Commenting on the findings, Richard Shea, MD EMEA Search at Futurestep suggests:“A number of factors, both social and economic, have led to a prolonged working life for a large part of the population, and as a result the retirement age has become meaningless. But it is disappointing to see that age discrimination is still a problem in the workplace, with a recent survey showing that not only do 54 % of people believe their age negatively impacts their work, but that 42% of over 40s felt they would be passed over for promotion due to their age*.
He continues: “Instead of overlooking ageing talent, employers should be looking to engage these employees, taking advantage of years of invaluable experience and a strong work ethic, so that they become a powerful driving force in the success of their business. The onus here lies with the employer to make sure that they are retaining key, experienced talent whilst also maintaining growth and nurturing talent from within.

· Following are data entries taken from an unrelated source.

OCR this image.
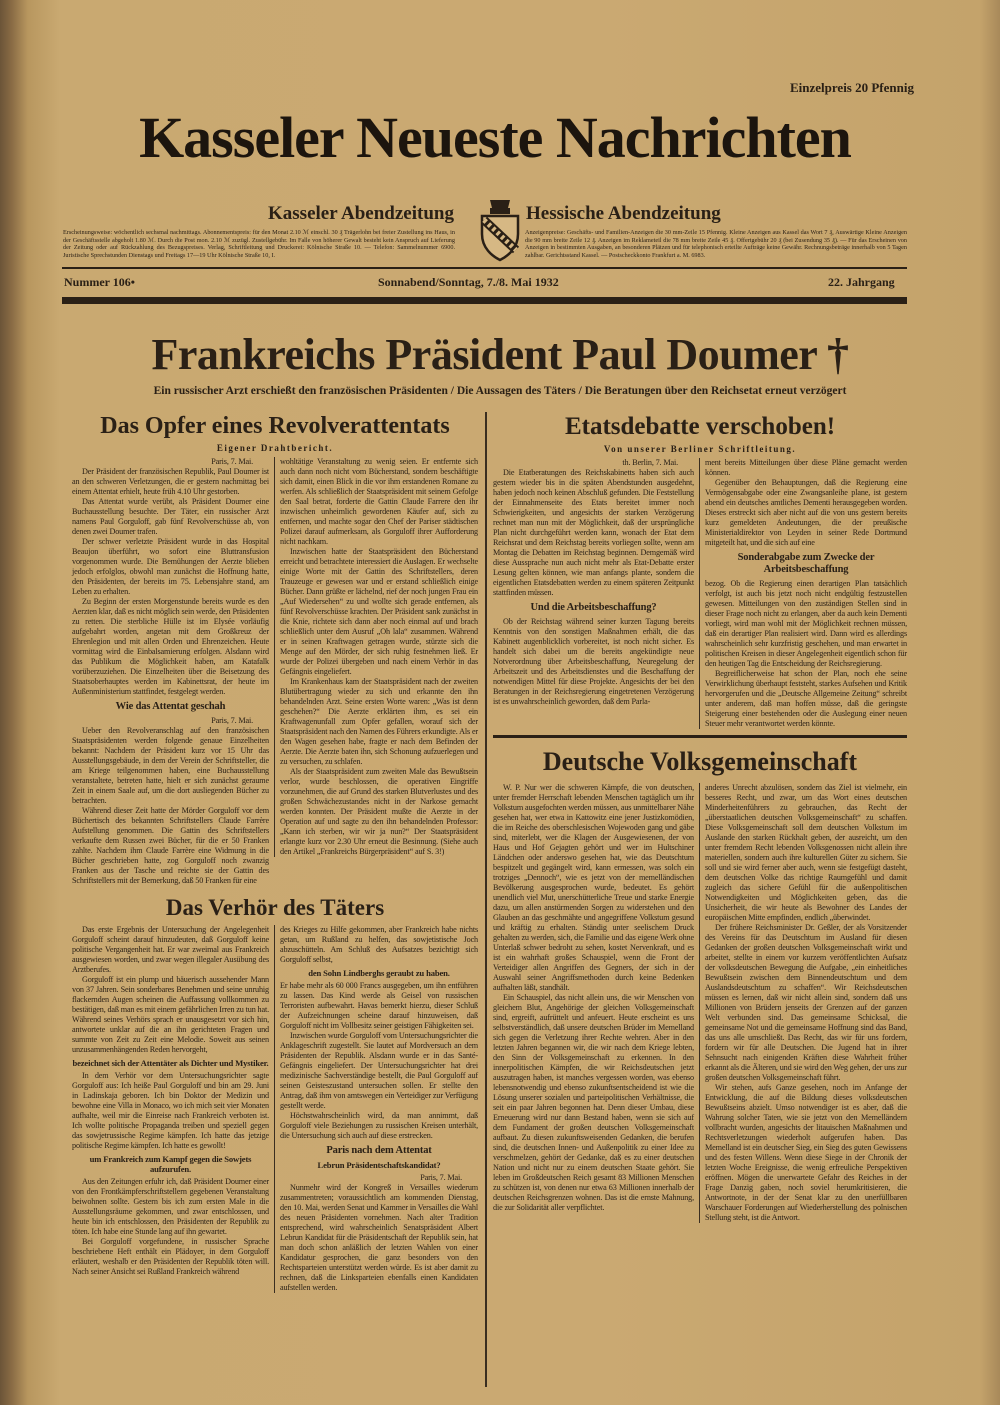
Einzelpreis 20 Pfennig
Kasseler Neueste Nachrichten
Kasseler Abendzeitung	Hessische Abendzeitung
Erscheinungsweise: wöchentlich sechsmal nachmittags. Abonnementspreis: für den Monat 2.10 ℳ einschl. 30 ₰ Trägerlohn bei freier Zustellung ins Haus, in der Geschäftsstelle abgeholt 1.80 ℳ. Durch die Post mon. 2.10 ℳ zuzügl. Zustellgebühr. Im Falle von höherer Gewalt besteht kein Anspruch auf Lieferung der Zeitung oder auf Rückzahlung des Bezugspreises. Verlag, Schriftleitung und Druckerei: Kölnische Straße 10. — Telefon: Sammelnummer 6900. Juristische Sprechstunden Dienstags und Freitags 17—19 Uhr Kölnische Straße 10, I.
Anzeigenpreise: Geschäfts- und Familien-Anzeigen die 30 mm-Zeile 15 Pfennig. Kleine Anzeigen aus Kassel das Wort 7 ₰, Auswärtige Kleine Anzeigen die 90 mm breite Zeile 12 ₰. Anzeigen im Reklameteil die 78 mm breite Zeile 45 ₰. Offertgebühr 20 ₰ (bei Zusendung 35 ₰). — Für das Erscheinen von Anzeigen in bestimmten Ausgaben, an besonderen Plätzen und für telephonisch erteilte Aufträge keine Gewähr. Rechnungsbeträge innerhalb von 5 Tagen zahlbar. Gerichtsstand Kassel. — Postscheckkonto Frankfurt a. M. 6983.
Nummer 106•	Sonnabend/Sonntag, 7./8. Mai 1932	22. Jahrgang
Frankreichs Präsident Paul Doumer †
Ein russischer Arzt erschießt den französischen Präsidenten / Die Aussagen des Täters / Die Beratungen über den Reichsetat erneut verzögert
Das Opfer eines Revolverattentats
Eigener Drahtbericht.

Paris, 7. Mai.

Der Präsident der französischen Republik, Paul Doumer ist an den schweren Verletzungen, die er gestern nachmittag bei einem Attentat erhielt, heute früh 4.10 Uhr gestorben.

Das Attentat wurde verübt, als Präsident Doumer eine Buchausstellung besuchte. Der Täter, ein russischer Arzt namens Paul Gorguloff, gab fünf Revolverschüsse ab, von denen zwei Doumer trafen.

Der schwer verletzte Präsident wurde in das Hospital Beaujon überführt, wo sofort eine Bluttransfusion vorgenommen wurde. Die Bemühungen der Aerzte blieben jedoch erfolglos, obwohl man zunächst die Hoffnung hatte, den Präsidenten, der bereits im 75. Lebensjahre stand, am Leben zu erhalten.

Zu Beginn der ersten Morgenstunde bereits wurde es den Aerzten klar, daß es nicht möglich sein werde, den Präsidenten zu retten. Die sterbliche Hülle ist im Elysée vorläufig aufgebahrt worden, angetan mit dem Großkreuz der Ehrenlegion und mit allen Orden und Ehrenzeichen. Heute vormittag wird die Einbalsamierung erfolgen. Alsdann wird das Publikum die Möglichkeit haben, am Katafalk vorüberzuziehen. Die Einzelheiten über die Beisetzung des Staatsoberhauptes werden im Kabinettsrat, der heute im Außenministerium stattfindet, festgelegt werden.

Wie das Attentat geschah

Paris, 7. Mai.

Ueber den Revolveranschlag auf den französischen Staatspräsidenten werden folgende genaue Einzelheiten bekannt: Nachdem der Präsident kurz vor 15 Uhr das Ausstellungsgebäude, in dem der Verein der Schriftsteller, die am Kriege teilgenommen haben, eine Buchausstellung veranstaltete, betreten hatte, hielt er sich zunächst geraume Zeit in einem Saale auf, um die dort ausliegenden Bücher zu betrachten.

Während dieser Zeit hatte der Mörder Gorguloff vor dem Büchertisch des bekannten Schriftstellers Claude Farrère Aufstellung genommen. Die Gattin des Schriftstellers verkaufte dem Russen zwei Bücher, für die er 50 Franken zahlte. Nachdem ihm Claude Farrère eine Widmung in die Bücher geschrieben hatte, zog Gorguloff noch zwanzig Franken aus der Tasche und reichte sie der Gattin des Schriftstellers mit der Bemerkung, daß 50 Franken für eine

wohltätige Veranstaltung zu wenig seien. Er entfernte sich auch dann noch nicht vom Bücherstand, sondern beschäftigte sich damit, einen Blick in die vor ihm erstandenen Romane zu werfen. Als schließlich der Staatspräsident mit seinem Gefolge den Saal betrat, forderte die Gattin Claude Farrere den ihr inzwischen unheimlich gewordenen Käufer auf, sich zu entfernen, und machte sogar den Chef der Pariser städtischen Polizei darauf aufmerksam, als Gorguloff ihrer Aufforderung nicht nachkam.

Inzwischen hatte der Staatspräsident den Bücherstand erreicht und betrachtete interessiert die Auslagen. Er wechselte einige Worte mit der Gattin des Schriftstellers, deren Trauzeuge er gewesen war und er erstand schließlich einige Bücher. Dann grüßte er lächelnd, rief der noch jungen Frau ein „Auf Wiedersehen“ zu und wollte sich gerade entfernen, als fünf Revolverschüsse krachten. Der Präsident sank zunächst in die Knie, richtete sich dann aber noch einmal auf und brach schließlich unter dem Ausruf „Oh lala“ zusammen. Während er in seinen Kraftwagen getragen wurde, stürzte sich die Menge auf den Mörder, der sich ruhig festnehmen ließ. Er wurde der Polizei übergeben und nach einem Verhör in das Gefängnis eingeliefert.

Im Krankenhaus kam der Staatspräsident nach der zweiten Blutübertragung wieder zu sich und erkannte den ihn behandelnden Arzt. Seine ersten Worte waren: „Was ist denn geschehen?“ Die Aerzte erklärten ihm, es sei ein Kraftwagenunfall zum Opfer gefallen, worauf sich der Staatspräsident nach den Namen des Führers erkundigte. Als er den Wagen gesehen habe, fragte er nach dem Befinden der Aerzte. Die Aerzte baten ihn, sich Schonung aufzuerlegen und zu versuchen, zu schlafen.

Als der Staatspräsident zum zweiten Male das Bewußtsein verlor, wurde beschlossen, die operativen Eingriffe vorzunehmen, die auf Grund des starken Blutverlustes und des großen Schwächezustandes nicht in der Narkose gemacht werden konnten. Der Präsident mußte die Aerzte in der Operation auf und sagte zu den ihn behandelnden Professor: „Kann ich sterben, wir wir ja nun?“ Der Staatspräsident erlangte kurz vor 2.30 Uhr erneut die Besinnung. (Siehe auch den Artikel „Frankreichs Bürgerpräsident“ auf S. 3!)

Das Verhör des Täters

Das erste Ergebnis der Untersuchung der Angelegenheit Gorguloff scheint darauf hinzudeuten, daß Gorguloff keine politische Vergangenheit hat. Er war zweimal aus Frankreich ausgewiesen worden, und zwar wegen illegaler Ausübung des Arztberufes.

Gorguloff ist ein plump und bäuerisch aussehender Mann von 37 Jahren. Sein sonderbares Benehmen und seine unruhig flackernden Augen scheinen die Auffassung vollkommen zu bestätigen, daß man es mit einem gefährlichen Irren zu tun hat. Während seines Verhörs sprach er unausgesetzt vor sich hin, antwortete unklar auf die an ihn gerichteten Fragen und summte von Zeit zu Zeit eine Melodie. Soweit aus seinen unzusammenhängenden Reden hervorgeht,

bezeichnet sich der Attentäter als Dichter und Mystiker.

In dem Verhör vor dem Untersuchungsrichter sagte Gorguloff aus: Ich heiße Paul Gorguloff und bin am 29. Juni in Ladinskaja geboren. Ich bin Doktor der Medizin und bewohne eine Villa in Monaco, wo ich mich seit vier Monaten aufhalte, weil mir die Einreise nach Frankreich verboten ist. Ich wollte politische Propaganda treiben und speziell gegen das sowjetrussische Regime kämpfen. Ich hatte das jetzige politische Regime kämpfen. Ich hatte es gewollt!

um Frankreich zum Kampf gegen die Sowjets aufzurufen.

Aus den Zeitungen erfuhr ich, daß Präsident Doumer einer von den Frontkämpferschriftstellern gegebenen Veranstaltung beiwohnen sollte. Gestern bis ich zum ersten Male in die Ausstellungsräume gekommen, und zwar entschlossen, und heute bin ich entschlossen, den Präsidenten der Republik zu töten. Ich habe eine Stunde lang auf ihn gewartet.

Bei Gorguloff vorgefundene, in russischer Sprache beschriebene Heft enthält ein Plädoyer, in dem Gorguloff erläutert, weshalb er den Präsidenten der Republik töten will. Nach seiner Ansicht sei Rußland Frankreich während

des Krieges zu Hilfe gekommen, aber Frankreich habe nichts getan, um Rußland zu helfen, das sowjetistische Joch abzuschütteln. Am Schluß des Aufsatzes bezichtigt sich Gorguloff selbst,

den Sohn Lindberghs geraubt zu haben.

Er habe mehr als 60 000 Francs ausgegeben, um ihn entführen zu lassen. Das Kind werde als Geisel von russischen Terroristen aufbewahrt. Havas bemerkt hierzu, dieser Schluß der Aufzeichnungen scheine darauf hinzuweisen, daß Gorguloff nicht im Vollbesitz seiner geistigen Fähigkeiten sei.

Inzwischen wurde Gorguloff vom Untersuchungsrichter die Anklageschrift zugestellt. Sie lautet auf Mordversuch an dem Präsidenten der Republik. Alsdann wurde er in das Santé-Gefängnis eingeliefert. Der Untersuchungsrichter hat drei medizinische Sachverständige bestellt, die Paul Gorguloff auf seinen Geisteszustand untersuchen sollen. Er stellte den Antrag, daß ihm von amtswegen ein Verteidiger zur Verfügung gestellt werde.

Höchstwahrscheinlich wird, da man annimmt, daß Gorguloff viele Beziehungen zu russischen Kreisen unterhält, die Untersuchung sich auch auf diese erstrecken.

Paris nach dem Attentat

Lebrun Präsidentschaftskandidat?

Paris, 7. Mai.

Nunmehr wird der Kongreß in Versailles wiederum zusammentreten; voraussichtlich am kommenden Dienstag, den 10. Mai, werden Senat und Kammer in Versailles die Wahl des neuen Präsidenten vornehmen. Nach alter Tradition entsprechend, wird wahrscheinlich Senatspräsident Albert Lebrun Kandidat für die Präsidentschaft der Republik sein, hat man doch schon anläßlich der letzten Wahlen von einer Kandidatur gesprochen, die ganz besonders von den Rechtsparteien unterstützt werden würde. Es ist aber damit zu rechnen, daß die Linksparteien ebenfalls einen Kandidaten aufstellen werden.

Etatsdebatte verschoben!
Von unserer Berliner Schriftleitung.

th. Berlin, 7. Mai.

Die Etatberatungen des Reichskabinetts haben sich auch gestern wieder bis in die späten Abendstunden ausgedehnt, haben jedoch noch keinen Abschluß gefunden. Die Feststellung der Einnahmenseite des Etats bereitet immer noch Schwierigkeiten, und angesichts der starken Verzögerung rechnet man nun mit der Möglichkeit, daß der ursprüngliche Plan nicht durchgeführt werden kann, wonach der Etat dem Reichsrat und dem Reichstag bereits vorliegen sollte, wenn am Montag die Debatten im Reichstag beginnen. Demgemäß wird diese Aussprache nun auch nicht mehr als Etat-Debatte erster Lesung gelten können, wie man anfangs plante, sondern die eigentlichen Etatsdebatten werden zu einem späteren Zeitpunkt stattfinden müssen.

Und die Arbeitsbeschaffung?

Ob der Reichstag während seiner kurzen Tagung bereits Kenntnis von den sonstigen Maßnahmen erhält, die das Kabinett augenblicklich vorbereitet, ist noch nicht sicher. Es handelt sich dabei um die bereits angekündigte neue Notverordnung über Arbeitsbeschaffung, Neuregelung der Arbeitszeit und des Arbeitsdienstes und die Beschaffung der notwendigen Mittel für diese Projekte. Angesichts der bei den Beratungen in der Reichsregierung eingetretenen Verzögerung ist es unwahrscheinlich geworden, daß dem Parla-

ment bereits Mitteilungen über diese Pläne gemacht werden können.

Gegenüber den Behauptungen, daß die Regierung eine Vermögensabgabe oder eine Zwangsanleihe plane, ist gestern abend ein deutsches amtliches Dementi herausgegeben worden. Dieses erstreckt sich aber nicht auf die von uns gestern bereits kurz gemeldeten Andeutungen, die der preußische Ministerialdirektor von Leyden in seiner Rede Dortmund mitgeteilt hat, und die sich auf eine

Sonderabgabe zum Zwecke der Arbeitsbeschaffung

bezog. Ob die Regierung einen derartigen Plan tatsächlich verfolgt, ist auch bis jetzt noch nicht endgültig festzustellen gewesen. Mitteilungen von den zuständigen Stellen sind in dieser Frage noch nicht zu erlangen, aber da auch kein Dementi vorliegt, wird man wohl mit der Möglichkeit rechnen müssen, daß ein derartiger Plan realisiert wird. Dann wird es allerdings wahrscheinlich sehr kurzfristig geschehen, und man erwartet in politischen Kreisen in dieser Angelegenheit eigentlich schon für den heutigen Tag die Entscheidung der Reichsregierung.

Begreiflicherweise hat schon der Plan, noch ehe seine Verwirklichung überhaupt feststeht, starkes Aufsehen und Kritik hervorgerufen und die „Deutsche Allgemeine Zeitung“ schreibt unter anderem, daß man hoffen müsse, daß die geringste Steigerung einer bestehenden oder die Auslegung einer neuen Steuer mehr verantwortet werden könnte.

Deutsche Volksgemeinschaft

W. P. Nur wer die schweren Kämpfe, die von deutschen, unter fremder Herrschaft lebenden Menschen tagtäglich um ihr Volkstum ausgefochten werden müssen, aus unmittelbarer Nähe gesehen hat, wer etwa in Kattowitz eine jener Justizkomödien, die im Reiche des oberschlesischen Wojewoden gang und gäbe sind, miterlebt, wer die Klagen der Ausgewiesenen, der von Haus und Hof Gejagten gehört und wer im Hultschiner Ländchen oder anderswo gesehen hat, wie das Deutschtum bespitzelt und gegängelt wird, kann ermessen, was solch ein trotziges „Dennoch“, wie es jetzt von der memelländischen Bevölkerung ausgesprochen wurde, bedeutet. Es gehört unendlich viel Mut, unerschütterliche Treue und starke Energie dazu, um allen anstürmenden Sorgen zu widerstehen und den Glauben an das geschmähte und angegriffene Volkstum gesund und kräftig zu erhalten. Ständig unter seelischem Druck gehalten zu werden, sich, die Familie und das eigene Werk ohne Unterlaß schwer bedroht zu sehen, kostet Nervenkraft, und es ist ein wahrhaft großes Schauspiel, wenn die Front der Verteidiger allen Angriffen des Gegners, der sich in der Auswahl seiner Angriffsmethoden durch keine Bedenken aufhalten läßt, standhält.

Ein Schauspiel, das nicht allein uns, die wir Menschen von gleichem Blut, Angehörige der gleichen Volksgemeinschaft sind, ergreift, aufrüttelt und anfeuert. Heute erscheint es uns selbstverständlich, daß unsere deutschen Brüder im Memelland sich gegen die Verletzung ihrer Rechte wehren. Aber in den letzten Jahren begannen wir, die wir nach dem Kriege lebten, den Sinn der Volksgemeinschaft zu erkennen. In den innerpolitischen Kämpfen, die wir Reichsdeutschen jetzt auszutragen haben, ist manches vergessen worden, was ebenso lebensnotwendig und ebenso zukunftsentscheidend ist wie die Lösung unserer sozialen und parteipolitischen Verhältnisse, die seit ein paar Jahren begonnen hat. Denn dieser Umbau, diese Erneuerung wird nur dann Bestand haben, wenn sie sich auf dem Fundament der großen deutschen Volksgemeinschaft aufbaut. Zu diesen zukunftsweisenden Gedanken, die berufen sind, die deutschen Innen- und Außenpolitik zu einer Idee zu verschmelzen, gehört der Gedanke, daß es zu einer deutschen Nation und nicht nur zu einem deutschen Staate gehört. Sie leben im Großdeutschen Reich gesamt 83 Millionen Menschen zu schützen ist, von denen nur etwa 63 Millionen innerhalb der deutschen Reichsgrenzen wohnen. Das ist die ernste Mahnung, die zur Solidarität aller verpflichtet.

anderes Unrecht abzulösen, sondern das Ziel ist vielmehr, ein besseres Recht, und zwar, um das Wort eines deutschen Minderheitenführers zu gebrauchen, das Recht der „überstaatlichen deutschen Volksgemeinschaft“ zu schaffen. Diese Volksgemeinschaft soll dem deutschen Volkstum im Auslande den starken Rückhalt geben, der ausreicht, um den unter fremdem Recht lebenden Volksgenossen nicht allein ihre materiellen, sondern auch ihre kulturellen Güter zu sichern. Sie soll und sie wird ferner aber auch, wenn sie festgefügt dasteht, dem deutschen Volke das richtige Raumgefühl und damit zugleich das sichere Gefühl für die außenpolitischen Notwendigkeiten und Möglichkeiten geben, das die Unsicherheit, die wir heute als Bewohner des Landes der europäischen Mitte empfinden, endlich „überwindet.

Der frühere Reichsminister Dr. Geßler, der als Vorsitzender des Vereins für das Deutschtum im Ausland für diesen Gedanken der großen deutschen Volksgemeinschaft wirkt und arbeitet, stellte in einem vor kurzem veröffentlichten Aufsatz der volksdeutschen Bewegung die Aufgabe, „ein einheitliches Bewußtsein zwischen dem Binnendeutschtum und dem Auslandsdeutschtum zu schaffen“. Wir Reichsdeutschen müssen es lernen, daß wir nicht allein sind, sondern daß uns Millionen von Brüdern jenseits der Grenzen auf der ganzen Welt verbunden sind. Das gemeinsame Schicksal, die gemeinsame Not und die gemeinsame Hoffnung sind das Band, das uns alle umschließt. Das Recht, das wir für uns fordern, fordern wir für alle Deutschen. Die Jugend hat in ihrer Sehnsucht nach einigenden Kräften diese Wahrheit früher erkannt als die Älteren, und sie wird den Weg gehen, der uns zur großen deutschen Volksgemeinschaft führt.

Wir stehen, aufs Ganze gesehen, noch im Anfange der Entwicklung, die auf die Bildung dieses volksdeutschen Bewußtseins abzielt. Umso notwendiger ist es aber, daß die Wahrung solcher Taten, wie sie jetzt von den Memelländern vollbracht wurden, angesichts der litauischen Maßnahmen und Rechtsverletzungen wiederholt aufgerufen haben. Das Memelland ist ein deutscher Sieg, ein Sieg des guten Gewissens und des festen Willens. Wenn diese Siege in der Chronik der letzten Woche Ereignisse, die wenig erfreuliche Perspektiven eröffnen. Mögen die unerwartete Gefahr des Reiches in der Frage Danzig gaben, noch soviel herumkritisieren, die Antwortnote, in der der Senat klar zu den unerfüllbaren Warschauer Forderungen auf Wiederherstellung des polnischen Stellung steht, ist die Antwort.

Older employees have the same expectations as everybody else
“Older employees have the same expectations as everybody else; to work for an employer that appreciates their value, puts their skills to the best possible use and keeps them engaged with the role. This remains to be something which many employers are struggling with.
The Innovation Imperative study surveyed 4,000 workers globally and revealed that over three quarters of employers expect employers to be innovative in the way they retain and engage staff, yet only 30% of us feel that our current employer has succeeded in being innovative in these fields. More worryingly for employers, two thirds of employees said they would leave a role if they were targeted with a job that offered more innovative benefits, while 55% would leave a role they are happy in if approached in a particularly innovative way.
With this in mind, it is important for employers to make sure they are rewarding loyalty and commitment from long-standing staff members, whilst keeping them motivated to perform through career development programs – which are vital to ensure that all workers are adequately supported to progress and flourish, regardless of age.
Adopting New HR Innovations and Technologies Helps Retain Employees of All Ages
By embracing technology and HR innovation companies can retain staff at all levels and in all age categories, empowering them to take control of their own career. In the case of older employees, implementing these practices will allow the business to develop a mature, talented team, who are able to progress through the company and pass on their knowledge to the next generation.”